Embora o Google não tenha nada a ver com essas ações, ele tem sido constantemente criticado por permitir que os usuários realizem pesquisas que lhes permitam encontrar essas soluções alternativas. Isso provocou duras críticas dos detentores de direitos, em particular o chefe da Roadshow da Village, Graham Burke.

Para resolver essa e outras brechas, em novembro de 2018, a Austrália aprovou uma nova legislação que permite que os detentores de direitos expandam os blocos sem precisar recorrer ao tribunal. Ele também obriga os provedores de pesquisa a remover links para sites detalhados em ordens judiciais de seus resultados de pesquisa.

Embora essa estrutura seja facilmente compreendida, esta manhã, um relatório apareceu na SMH declarando que a paz efetivamente se estabeleceu entre os detentores de direitos e o Google.

Este último entrou em um “acordo voluntário” para remover 832 “sites” atualmente bloqueados por ISPs de seus resultados de busca, apesar das ordens judiciais que cobrem esses locais, não necessariamente se aplicando ao Google.

“Isso significa que nós, como proprietários de conteúdo, poderemos evitar gastos, esforço, tempo e incerteza de ir a tribunal”, disse Burke, da Roadshow.

“Nós passamos de inimigos a aliados … porque acredito que o Google está fazendo a coisa certa pelos australianos”, acrescentou.

“O modelo de negócio dos piratas é roubar e enganar as pessoas, elas têm maneiras sofisticadas de levar suas informações. O Google caiu do lado certo. ”

O elogio de Burke pelo Google é uma surpresa e a reviravolta em seu tom é bastante notável. Igualmente, o Google entrou em um acordo voluntário sobre um processo que bateu no ano passado também levanta as sobrancelhas.

Em particular, o Google se opôs a qualquer processo que não tenha a “supervisão direta do Tribunal Federal”, embora tenha notado que “não há utilidade em estender os esquemas de bloqueio de sites além dos ISPs para outros provedores de serviços on-line”.

A TorrentFreak entrou em contato com o Google para detalhes adicionais na noite passada e forneceu a seguinte declaração.

“O Google apóia medidas eficazes do setor para combater a pirataria e investimos significativamente na tecnologia, ferramentas e recursos que impedem a violação de direitos autorais em nossas plataformas”, disse um porta-voz.

O Google está claramente relutante em colocar mais carne nos ossos desse “acordo voluntário”, mas a TorrentFreak descobriu que esse esquema só afeta a Austrália e está diretamente ligado à nova legislação aprovada no ano passado.

Parece possível, então, que essa desindexação em massa dos recursos piratas represente um jogo de recuperação.
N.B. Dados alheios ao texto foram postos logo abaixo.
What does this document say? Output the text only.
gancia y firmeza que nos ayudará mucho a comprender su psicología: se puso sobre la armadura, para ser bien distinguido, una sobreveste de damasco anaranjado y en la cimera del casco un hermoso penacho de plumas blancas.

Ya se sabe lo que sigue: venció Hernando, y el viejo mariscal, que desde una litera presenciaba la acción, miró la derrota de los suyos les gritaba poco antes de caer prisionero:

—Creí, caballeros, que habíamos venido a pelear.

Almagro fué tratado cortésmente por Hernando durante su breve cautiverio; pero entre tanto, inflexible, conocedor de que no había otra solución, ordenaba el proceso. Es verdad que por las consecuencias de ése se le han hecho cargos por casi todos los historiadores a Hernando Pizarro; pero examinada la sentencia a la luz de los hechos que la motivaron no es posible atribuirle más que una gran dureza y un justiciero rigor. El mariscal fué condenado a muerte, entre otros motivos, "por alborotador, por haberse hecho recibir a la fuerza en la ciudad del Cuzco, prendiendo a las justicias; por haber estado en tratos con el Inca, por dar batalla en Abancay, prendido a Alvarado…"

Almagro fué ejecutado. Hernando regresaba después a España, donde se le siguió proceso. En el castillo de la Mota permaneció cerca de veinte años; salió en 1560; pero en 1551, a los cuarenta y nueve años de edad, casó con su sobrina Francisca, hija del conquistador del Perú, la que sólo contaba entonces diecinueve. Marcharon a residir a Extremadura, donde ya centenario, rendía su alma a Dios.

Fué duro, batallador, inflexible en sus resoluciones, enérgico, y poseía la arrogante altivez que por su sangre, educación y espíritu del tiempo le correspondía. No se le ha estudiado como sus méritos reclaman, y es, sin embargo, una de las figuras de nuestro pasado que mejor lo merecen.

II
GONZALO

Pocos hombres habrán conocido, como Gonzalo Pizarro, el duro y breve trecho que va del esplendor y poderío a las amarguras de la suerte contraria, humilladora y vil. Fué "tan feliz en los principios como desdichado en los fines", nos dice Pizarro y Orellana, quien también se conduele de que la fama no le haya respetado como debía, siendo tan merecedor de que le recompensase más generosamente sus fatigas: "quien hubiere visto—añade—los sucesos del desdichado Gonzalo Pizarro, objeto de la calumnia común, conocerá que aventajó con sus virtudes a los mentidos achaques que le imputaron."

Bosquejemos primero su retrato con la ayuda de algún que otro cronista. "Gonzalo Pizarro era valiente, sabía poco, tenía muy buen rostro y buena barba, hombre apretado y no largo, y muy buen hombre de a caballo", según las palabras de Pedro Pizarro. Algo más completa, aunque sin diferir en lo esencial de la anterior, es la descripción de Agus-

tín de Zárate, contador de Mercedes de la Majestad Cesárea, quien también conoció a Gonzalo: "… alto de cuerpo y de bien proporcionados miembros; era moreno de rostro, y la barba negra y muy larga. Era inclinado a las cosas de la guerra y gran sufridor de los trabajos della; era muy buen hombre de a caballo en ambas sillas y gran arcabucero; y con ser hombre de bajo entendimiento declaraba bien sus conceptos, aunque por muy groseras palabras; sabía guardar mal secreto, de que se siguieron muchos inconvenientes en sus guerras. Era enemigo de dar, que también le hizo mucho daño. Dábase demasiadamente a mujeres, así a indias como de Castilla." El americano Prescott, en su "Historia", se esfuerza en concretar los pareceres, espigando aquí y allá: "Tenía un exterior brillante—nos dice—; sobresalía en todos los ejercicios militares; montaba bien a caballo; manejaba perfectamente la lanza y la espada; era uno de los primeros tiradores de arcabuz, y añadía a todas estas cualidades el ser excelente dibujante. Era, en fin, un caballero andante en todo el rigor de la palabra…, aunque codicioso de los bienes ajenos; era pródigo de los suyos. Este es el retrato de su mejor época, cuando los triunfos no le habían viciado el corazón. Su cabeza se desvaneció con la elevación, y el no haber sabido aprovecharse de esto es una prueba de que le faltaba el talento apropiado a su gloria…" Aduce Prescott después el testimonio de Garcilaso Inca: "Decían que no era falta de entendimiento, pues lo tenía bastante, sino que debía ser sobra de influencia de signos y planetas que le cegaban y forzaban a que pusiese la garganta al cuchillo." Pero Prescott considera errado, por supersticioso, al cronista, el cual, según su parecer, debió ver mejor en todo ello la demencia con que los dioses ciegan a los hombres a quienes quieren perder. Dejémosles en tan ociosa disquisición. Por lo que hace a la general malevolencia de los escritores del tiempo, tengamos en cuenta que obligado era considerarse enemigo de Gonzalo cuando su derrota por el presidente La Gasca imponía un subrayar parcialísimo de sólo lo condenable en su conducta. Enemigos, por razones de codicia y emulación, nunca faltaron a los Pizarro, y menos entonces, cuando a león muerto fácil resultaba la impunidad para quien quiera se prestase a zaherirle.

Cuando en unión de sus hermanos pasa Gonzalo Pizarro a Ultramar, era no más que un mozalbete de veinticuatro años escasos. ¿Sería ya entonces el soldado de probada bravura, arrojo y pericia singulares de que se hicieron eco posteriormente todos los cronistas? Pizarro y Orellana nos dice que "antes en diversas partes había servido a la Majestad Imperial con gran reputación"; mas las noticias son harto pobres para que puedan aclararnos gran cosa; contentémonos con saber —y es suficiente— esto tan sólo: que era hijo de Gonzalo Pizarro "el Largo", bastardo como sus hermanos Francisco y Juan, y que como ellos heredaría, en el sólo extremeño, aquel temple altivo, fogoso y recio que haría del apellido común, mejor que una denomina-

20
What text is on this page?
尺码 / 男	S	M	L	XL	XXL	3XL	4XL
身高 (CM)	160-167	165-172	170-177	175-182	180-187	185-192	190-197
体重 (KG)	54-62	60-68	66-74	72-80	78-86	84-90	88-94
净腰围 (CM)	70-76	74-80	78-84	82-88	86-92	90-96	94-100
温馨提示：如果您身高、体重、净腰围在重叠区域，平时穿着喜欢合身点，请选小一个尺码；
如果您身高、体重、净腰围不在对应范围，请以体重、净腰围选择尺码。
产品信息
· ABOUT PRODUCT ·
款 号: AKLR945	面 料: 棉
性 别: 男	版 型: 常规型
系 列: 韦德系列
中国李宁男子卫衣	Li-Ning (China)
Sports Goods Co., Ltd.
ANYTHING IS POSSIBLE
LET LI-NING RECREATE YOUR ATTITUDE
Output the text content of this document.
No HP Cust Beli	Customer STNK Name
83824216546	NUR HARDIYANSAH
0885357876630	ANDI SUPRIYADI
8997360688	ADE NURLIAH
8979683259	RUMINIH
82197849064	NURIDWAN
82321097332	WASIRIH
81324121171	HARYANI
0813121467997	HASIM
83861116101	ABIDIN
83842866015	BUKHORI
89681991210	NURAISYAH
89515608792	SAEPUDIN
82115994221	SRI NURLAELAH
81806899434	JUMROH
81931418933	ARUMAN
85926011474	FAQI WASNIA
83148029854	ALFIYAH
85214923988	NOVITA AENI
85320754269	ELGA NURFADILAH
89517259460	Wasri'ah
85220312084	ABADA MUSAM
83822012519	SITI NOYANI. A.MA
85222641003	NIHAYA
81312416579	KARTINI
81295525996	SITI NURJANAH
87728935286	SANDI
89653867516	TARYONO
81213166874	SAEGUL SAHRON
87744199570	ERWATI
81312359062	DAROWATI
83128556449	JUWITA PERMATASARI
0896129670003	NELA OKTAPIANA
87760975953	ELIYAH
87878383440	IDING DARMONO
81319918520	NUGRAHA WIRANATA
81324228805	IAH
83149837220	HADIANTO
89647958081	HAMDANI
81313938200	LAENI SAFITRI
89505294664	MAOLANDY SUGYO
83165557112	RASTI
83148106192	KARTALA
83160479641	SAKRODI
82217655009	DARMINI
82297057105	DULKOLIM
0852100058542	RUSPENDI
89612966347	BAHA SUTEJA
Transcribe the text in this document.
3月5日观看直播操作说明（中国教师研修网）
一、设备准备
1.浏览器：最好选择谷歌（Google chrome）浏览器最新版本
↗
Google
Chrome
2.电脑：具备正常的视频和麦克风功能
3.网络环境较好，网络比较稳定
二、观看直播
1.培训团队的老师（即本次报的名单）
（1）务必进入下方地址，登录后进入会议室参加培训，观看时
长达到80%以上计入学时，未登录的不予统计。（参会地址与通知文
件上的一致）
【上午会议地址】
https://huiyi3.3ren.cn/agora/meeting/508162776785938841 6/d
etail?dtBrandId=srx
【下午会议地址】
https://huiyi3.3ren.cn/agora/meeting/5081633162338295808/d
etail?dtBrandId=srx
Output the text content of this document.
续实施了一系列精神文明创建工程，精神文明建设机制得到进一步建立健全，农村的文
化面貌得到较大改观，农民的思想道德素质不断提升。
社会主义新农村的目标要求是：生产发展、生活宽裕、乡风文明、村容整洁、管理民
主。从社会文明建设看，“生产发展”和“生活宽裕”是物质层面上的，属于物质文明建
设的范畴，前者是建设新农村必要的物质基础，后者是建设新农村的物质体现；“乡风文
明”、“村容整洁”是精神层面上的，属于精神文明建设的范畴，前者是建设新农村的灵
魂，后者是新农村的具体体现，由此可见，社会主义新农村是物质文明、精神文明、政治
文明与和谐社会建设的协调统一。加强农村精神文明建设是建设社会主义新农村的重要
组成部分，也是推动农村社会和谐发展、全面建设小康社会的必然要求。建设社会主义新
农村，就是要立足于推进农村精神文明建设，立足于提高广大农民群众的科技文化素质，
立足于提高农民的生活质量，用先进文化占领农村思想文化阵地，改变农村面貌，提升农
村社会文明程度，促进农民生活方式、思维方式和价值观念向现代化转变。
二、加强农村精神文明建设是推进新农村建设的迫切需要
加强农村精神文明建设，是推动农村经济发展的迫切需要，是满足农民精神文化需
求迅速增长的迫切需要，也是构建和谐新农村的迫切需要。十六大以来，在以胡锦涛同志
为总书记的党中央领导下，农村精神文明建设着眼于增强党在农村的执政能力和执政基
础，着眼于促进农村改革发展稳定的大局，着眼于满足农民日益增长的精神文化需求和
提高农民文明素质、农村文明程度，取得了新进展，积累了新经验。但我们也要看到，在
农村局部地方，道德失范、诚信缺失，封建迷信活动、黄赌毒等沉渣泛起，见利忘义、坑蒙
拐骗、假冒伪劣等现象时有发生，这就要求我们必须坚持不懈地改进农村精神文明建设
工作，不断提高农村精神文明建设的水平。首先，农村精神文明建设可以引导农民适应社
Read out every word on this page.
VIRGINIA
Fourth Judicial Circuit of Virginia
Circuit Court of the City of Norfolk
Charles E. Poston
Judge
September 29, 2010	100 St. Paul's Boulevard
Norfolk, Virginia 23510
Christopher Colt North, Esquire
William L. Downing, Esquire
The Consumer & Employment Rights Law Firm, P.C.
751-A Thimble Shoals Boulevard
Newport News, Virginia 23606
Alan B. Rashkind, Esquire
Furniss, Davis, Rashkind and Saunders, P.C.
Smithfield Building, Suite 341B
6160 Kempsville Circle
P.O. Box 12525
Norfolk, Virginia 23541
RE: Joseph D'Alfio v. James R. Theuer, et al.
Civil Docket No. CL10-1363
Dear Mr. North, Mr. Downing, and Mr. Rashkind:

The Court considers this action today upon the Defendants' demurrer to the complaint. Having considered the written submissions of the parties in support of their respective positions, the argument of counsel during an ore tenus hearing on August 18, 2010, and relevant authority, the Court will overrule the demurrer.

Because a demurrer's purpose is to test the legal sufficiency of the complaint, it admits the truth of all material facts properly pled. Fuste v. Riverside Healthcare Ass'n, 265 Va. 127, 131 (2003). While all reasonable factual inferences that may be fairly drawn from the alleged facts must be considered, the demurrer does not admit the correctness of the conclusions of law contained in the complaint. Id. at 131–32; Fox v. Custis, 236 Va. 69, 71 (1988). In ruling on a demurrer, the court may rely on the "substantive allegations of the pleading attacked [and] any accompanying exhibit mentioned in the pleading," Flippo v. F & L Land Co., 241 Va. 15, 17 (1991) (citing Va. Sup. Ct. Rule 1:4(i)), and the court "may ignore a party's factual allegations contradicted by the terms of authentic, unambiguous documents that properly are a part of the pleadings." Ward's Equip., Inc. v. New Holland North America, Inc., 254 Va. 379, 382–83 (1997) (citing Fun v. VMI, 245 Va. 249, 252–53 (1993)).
Uma grande parte dos sites piratas existentes já está bloqueada sob as ordens judiciais existentes, que foram concedidas de acordo com a legislação anterior e que não exigiam a indexação do mecanismo de pesquisa. Portanto, parece provável que, para que o Google remova os sites de seus resultados, os detentores de direitos autorais precisariam retornar ao tribunal.

Para 832 sites (832 domínios parece mais realista), este seria um exercício demorado e um com um resultado garantido. Portanto, parece razoável concluir que as partes concordaram em economizar tempo e dinheiro cortando o intermediário e admitindo o inevitável.

Burke sugere que a desindexação já ocorreu, então o TF realizou alguns testes usando vários sites, incluindo o alvo mais óbvio de bloqueio e desindexação (ThePirateBay.org) para ver os efeitos.

Primeiro, usamos dois endereços IP australianos (um em Melbourne e outro em Sydney) para acessar o Google.com. Em seguida, procuramos por The Pirate Bay, que apareceu como o melhor resultado de cada vez.

Em seguida, mudamos para o Google.com.au e testamos novamente com os mesmos endereços IP, mas o ThePirateBay.org apareceu novamente como o resultado principal.